如果修改的so是自己构建的(通常如此)，那么这个修改通常只是部分进程crash，但是如果修改了一个系统so文件，例如libc.so这个，那岂不是系统中大部分的进程都可能会触发异常。

如何实现

文章中说明了在每个inode的i_writecount 保存了写入次数，这个值做了特殊逻辑处理：如果这个值为负值，说明它正在被一个进程作为主文件执行；如果正值则表示该文件正在以可写的方式打开的次数(同一个文件可以被多次以可写方式打开，可以在同一个进程，也可以在不同进程中)。由于任意一个执行和任意一个写入打开都是互斥的，所以正负两个范围表示不同的意义是可行的。

下面代码可以看到，当获取写入权限的时候，如果数值为负值(有进程在执行)，则表示返回ETXTBSY；同样，在执行运行文件进程的时候，如果该文件正在以可写方式打开，此时也会执行失败。补充一点：一个文件可以同时被多次以可写方式打开；当然也可以同时运行多个进程实例。

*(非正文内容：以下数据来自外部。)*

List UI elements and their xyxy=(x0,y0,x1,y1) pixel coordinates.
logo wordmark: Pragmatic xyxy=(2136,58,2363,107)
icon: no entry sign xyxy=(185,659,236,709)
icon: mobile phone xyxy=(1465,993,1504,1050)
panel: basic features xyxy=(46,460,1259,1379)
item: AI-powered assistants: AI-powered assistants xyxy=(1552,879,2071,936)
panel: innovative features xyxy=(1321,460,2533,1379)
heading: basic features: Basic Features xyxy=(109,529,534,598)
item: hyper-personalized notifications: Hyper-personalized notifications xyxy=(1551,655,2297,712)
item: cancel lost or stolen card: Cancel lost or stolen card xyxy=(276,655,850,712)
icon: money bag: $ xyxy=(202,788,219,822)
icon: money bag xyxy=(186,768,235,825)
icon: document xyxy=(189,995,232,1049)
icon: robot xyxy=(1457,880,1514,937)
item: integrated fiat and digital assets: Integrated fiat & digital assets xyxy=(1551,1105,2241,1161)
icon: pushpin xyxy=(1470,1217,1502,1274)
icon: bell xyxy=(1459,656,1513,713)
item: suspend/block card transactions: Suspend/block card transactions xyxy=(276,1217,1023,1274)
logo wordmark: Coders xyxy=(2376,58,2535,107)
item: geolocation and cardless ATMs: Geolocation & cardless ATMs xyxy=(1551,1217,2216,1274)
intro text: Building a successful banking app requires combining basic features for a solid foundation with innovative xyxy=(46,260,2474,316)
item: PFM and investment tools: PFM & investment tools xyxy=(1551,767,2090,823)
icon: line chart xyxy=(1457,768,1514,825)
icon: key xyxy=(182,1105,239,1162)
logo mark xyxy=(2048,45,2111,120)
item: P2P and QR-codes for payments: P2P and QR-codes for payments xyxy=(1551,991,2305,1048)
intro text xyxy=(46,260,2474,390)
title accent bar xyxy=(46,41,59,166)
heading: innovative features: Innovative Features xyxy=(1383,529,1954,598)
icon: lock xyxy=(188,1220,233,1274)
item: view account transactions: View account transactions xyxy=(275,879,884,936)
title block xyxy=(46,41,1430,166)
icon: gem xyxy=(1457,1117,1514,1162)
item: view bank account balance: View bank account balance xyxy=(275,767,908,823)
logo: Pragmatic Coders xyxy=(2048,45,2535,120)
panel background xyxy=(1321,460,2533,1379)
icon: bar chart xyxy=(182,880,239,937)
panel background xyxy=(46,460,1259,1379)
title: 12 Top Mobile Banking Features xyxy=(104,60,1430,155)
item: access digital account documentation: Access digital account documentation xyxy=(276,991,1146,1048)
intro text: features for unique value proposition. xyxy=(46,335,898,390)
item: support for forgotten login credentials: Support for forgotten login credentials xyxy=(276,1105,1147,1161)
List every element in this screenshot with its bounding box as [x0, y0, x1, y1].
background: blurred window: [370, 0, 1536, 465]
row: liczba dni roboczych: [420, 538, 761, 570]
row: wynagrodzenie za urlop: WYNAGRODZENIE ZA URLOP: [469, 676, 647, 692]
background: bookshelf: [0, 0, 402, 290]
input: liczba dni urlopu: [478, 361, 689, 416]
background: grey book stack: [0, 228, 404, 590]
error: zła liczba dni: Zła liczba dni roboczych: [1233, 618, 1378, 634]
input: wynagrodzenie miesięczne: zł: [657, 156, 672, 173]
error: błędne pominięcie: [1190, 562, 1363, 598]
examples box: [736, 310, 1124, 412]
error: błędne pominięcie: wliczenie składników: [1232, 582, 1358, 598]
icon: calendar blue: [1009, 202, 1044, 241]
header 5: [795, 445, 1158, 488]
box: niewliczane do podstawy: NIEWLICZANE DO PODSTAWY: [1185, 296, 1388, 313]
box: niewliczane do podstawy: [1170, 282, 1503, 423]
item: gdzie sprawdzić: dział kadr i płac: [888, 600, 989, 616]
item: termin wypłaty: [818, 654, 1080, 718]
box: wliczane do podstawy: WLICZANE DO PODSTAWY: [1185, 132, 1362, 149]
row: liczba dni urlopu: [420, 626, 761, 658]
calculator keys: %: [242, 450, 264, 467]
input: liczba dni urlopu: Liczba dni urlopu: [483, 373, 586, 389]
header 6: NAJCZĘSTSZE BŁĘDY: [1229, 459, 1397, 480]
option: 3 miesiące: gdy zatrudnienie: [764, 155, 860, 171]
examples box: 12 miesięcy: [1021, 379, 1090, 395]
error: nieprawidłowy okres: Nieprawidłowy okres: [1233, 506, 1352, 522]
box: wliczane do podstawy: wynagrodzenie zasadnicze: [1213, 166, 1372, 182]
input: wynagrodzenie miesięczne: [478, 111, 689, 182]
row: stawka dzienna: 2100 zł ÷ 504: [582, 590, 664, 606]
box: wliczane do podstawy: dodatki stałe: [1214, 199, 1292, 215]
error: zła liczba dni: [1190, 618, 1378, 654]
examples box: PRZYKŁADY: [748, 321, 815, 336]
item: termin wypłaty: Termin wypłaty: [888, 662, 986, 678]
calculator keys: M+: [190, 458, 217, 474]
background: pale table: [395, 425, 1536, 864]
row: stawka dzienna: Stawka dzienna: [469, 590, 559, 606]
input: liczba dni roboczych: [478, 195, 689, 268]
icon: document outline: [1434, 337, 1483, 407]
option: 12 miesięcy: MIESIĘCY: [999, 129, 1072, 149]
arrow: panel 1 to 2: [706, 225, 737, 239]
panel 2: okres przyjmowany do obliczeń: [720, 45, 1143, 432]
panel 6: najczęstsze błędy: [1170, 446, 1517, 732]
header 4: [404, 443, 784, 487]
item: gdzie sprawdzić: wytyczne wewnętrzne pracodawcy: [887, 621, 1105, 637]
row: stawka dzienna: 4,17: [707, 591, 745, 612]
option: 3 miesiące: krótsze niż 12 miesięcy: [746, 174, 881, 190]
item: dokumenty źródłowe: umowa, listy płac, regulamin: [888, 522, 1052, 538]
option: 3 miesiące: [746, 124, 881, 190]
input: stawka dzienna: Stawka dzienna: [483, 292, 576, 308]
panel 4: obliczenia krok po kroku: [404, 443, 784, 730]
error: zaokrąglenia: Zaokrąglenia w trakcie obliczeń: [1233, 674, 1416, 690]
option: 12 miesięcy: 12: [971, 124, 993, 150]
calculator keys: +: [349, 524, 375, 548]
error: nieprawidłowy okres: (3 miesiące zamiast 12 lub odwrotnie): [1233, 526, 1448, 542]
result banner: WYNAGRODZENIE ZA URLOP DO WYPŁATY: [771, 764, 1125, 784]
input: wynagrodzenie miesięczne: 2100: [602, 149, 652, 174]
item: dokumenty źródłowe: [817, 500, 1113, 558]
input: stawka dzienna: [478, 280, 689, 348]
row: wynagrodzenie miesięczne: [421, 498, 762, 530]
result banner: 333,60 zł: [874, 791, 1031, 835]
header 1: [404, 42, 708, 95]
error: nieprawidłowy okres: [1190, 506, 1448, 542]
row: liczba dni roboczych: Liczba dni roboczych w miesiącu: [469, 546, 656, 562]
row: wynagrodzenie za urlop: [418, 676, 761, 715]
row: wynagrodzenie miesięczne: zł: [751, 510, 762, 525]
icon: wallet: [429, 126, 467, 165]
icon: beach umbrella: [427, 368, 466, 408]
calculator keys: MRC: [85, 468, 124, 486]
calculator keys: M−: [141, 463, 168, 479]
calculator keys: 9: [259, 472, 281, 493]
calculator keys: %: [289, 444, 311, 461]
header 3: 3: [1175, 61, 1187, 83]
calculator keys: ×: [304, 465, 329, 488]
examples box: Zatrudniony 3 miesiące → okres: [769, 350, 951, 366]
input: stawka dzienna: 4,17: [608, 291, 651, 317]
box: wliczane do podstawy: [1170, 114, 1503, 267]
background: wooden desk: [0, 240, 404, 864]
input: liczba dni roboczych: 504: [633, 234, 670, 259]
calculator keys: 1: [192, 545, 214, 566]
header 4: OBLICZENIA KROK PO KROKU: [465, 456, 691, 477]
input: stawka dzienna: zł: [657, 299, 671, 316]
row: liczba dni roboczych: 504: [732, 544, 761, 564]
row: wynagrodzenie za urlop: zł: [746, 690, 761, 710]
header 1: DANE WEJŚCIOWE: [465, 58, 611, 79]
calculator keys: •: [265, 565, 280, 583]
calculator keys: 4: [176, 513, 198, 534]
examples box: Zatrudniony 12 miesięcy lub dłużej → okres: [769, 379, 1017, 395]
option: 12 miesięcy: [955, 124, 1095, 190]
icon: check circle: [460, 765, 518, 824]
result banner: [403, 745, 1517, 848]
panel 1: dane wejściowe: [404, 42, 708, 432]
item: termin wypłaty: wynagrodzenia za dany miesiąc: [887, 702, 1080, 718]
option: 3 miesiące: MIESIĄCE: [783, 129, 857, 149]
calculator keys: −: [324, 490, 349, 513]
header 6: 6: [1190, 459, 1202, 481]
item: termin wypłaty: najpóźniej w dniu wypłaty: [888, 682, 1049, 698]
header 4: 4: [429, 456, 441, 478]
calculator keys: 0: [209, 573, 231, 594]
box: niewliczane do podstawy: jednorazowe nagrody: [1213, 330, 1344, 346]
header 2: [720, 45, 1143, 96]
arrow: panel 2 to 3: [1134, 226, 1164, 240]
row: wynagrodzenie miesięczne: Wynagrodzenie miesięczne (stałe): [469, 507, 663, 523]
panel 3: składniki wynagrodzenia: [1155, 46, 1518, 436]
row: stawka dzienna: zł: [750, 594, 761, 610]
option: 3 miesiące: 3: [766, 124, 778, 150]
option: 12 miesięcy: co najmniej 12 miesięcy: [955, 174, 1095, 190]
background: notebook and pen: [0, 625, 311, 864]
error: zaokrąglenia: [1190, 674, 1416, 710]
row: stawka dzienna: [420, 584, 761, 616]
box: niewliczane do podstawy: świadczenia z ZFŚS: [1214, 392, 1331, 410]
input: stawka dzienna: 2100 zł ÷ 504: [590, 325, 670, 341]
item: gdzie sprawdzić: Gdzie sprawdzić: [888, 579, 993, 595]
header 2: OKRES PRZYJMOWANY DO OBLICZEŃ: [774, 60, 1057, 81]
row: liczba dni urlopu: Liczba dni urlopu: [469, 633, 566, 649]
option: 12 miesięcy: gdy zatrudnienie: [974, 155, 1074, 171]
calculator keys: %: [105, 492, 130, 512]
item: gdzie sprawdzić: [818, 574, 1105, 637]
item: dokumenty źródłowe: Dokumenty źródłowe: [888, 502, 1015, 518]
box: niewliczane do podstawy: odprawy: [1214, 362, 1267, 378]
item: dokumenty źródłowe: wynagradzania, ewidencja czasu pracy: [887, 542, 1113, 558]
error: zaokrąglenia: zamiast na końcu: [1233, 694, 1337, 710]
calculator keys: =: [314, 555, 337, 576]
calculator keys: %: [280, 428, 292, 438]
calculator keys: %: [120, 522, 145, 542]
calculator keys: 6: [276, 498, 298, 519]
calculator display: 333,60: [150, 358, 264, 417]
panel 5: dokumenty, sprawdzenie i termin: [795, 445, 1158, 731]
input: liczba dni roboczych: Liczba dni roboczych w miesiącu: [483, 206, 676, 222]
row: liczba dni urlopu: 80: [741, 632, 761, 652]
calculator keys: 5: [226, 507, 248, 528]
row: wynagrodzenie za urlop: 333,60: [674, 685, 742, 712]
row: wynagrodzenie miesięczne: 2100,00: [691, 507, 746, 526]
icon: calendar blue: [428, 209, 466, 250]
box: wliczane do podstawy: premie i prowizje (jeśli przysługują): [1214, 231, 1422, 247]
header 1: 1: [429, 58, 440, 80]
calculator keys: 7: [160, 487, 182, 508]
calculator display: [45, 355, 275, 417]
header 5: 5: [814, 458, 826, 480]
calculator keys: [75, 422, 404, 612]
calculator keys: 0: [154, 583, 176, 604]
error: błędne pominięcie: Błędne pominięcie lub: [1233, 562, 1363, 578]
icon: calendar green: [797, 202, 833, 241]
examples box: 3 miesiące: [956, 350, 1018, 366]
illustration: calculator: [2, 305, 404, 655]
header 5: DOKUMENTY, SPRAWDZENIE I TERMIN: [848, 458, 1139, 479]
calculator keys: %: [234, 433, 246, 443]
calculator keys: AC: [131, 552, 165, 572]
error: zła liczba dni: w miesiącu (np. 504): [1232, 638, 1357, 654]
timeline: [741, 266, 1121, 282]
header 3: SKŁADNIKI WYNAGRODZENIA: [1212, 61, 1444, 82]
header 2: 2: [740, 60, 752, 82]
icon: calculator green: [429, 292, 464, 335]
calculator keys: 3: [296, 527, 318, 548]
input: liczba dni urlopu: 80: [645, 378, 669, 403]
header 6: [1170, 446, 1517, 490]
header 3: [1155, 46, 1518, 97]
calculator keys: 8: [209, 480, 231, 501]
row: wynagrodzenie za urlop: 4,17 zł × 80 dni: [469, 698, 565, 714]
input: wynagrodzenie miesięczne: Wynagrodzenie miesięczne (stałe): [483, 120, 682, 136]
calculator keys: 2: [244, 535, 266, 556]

///@file: linux-3.12.6\include\linux\fs.h

/*

 * get_write_access() gets write permission for a file.

 * put_write_access() releases this write permission.

 * This is used for regular files.

 * We cannot support write (and maybe mmap read-write shared) accesses and

 * MAP_DENYWRITE mmappings simultaneously. The i_writecount field of an inode

 * can have the following values:

 * 0: no writers, no VM_DENYWRITE mappings

 * < 0: (-i_writecount) vm_area_structs with VM_DENYWRITE set exist

 * > 0: (i_writecount) users are writing to the file.

 *

 * Normally we operate on that counter with atomic_{inc,dec} and it's safe

 * except for the cases where we don't hold i_writecount yet. Then we need to

 * use {get,deny}_write_access() - these functions check the sign and refuse

 * to do the change if sign is wrong.

 */

static inline int get_write_access(struct inode *inode)

{

	return atomic_inc_unless_negative(&inode->i_writecount) ? 0 : -ETXTBSY;

}

static inline int deny_write_access(struct file *file)

{

	struct inode *inode = file_inode(file);

	return atomic_dec_unless_positive(&inode->i_writecount) ? 0 : -ETXTBSY;

}

static inline void put_write_access(struct inode * inode)

{

	atomic_dec(&inode->i_writecount);

}

static inline void allow_write_access(struct file *file)

{

	if (file)

		atomic_inc(&file_inode(file)->i_writecount);

}

mmap后修改文件

当把一个文件通过mmap映射到进程地址空间之后，再修改文件的内容，此时进程是否可以看到修改之后的内容呢？关于这一点，在mmap的man手册中同样有说明，主要是通过mmap时的MAP_SHARED和MAP_PRIVATE标志位决定。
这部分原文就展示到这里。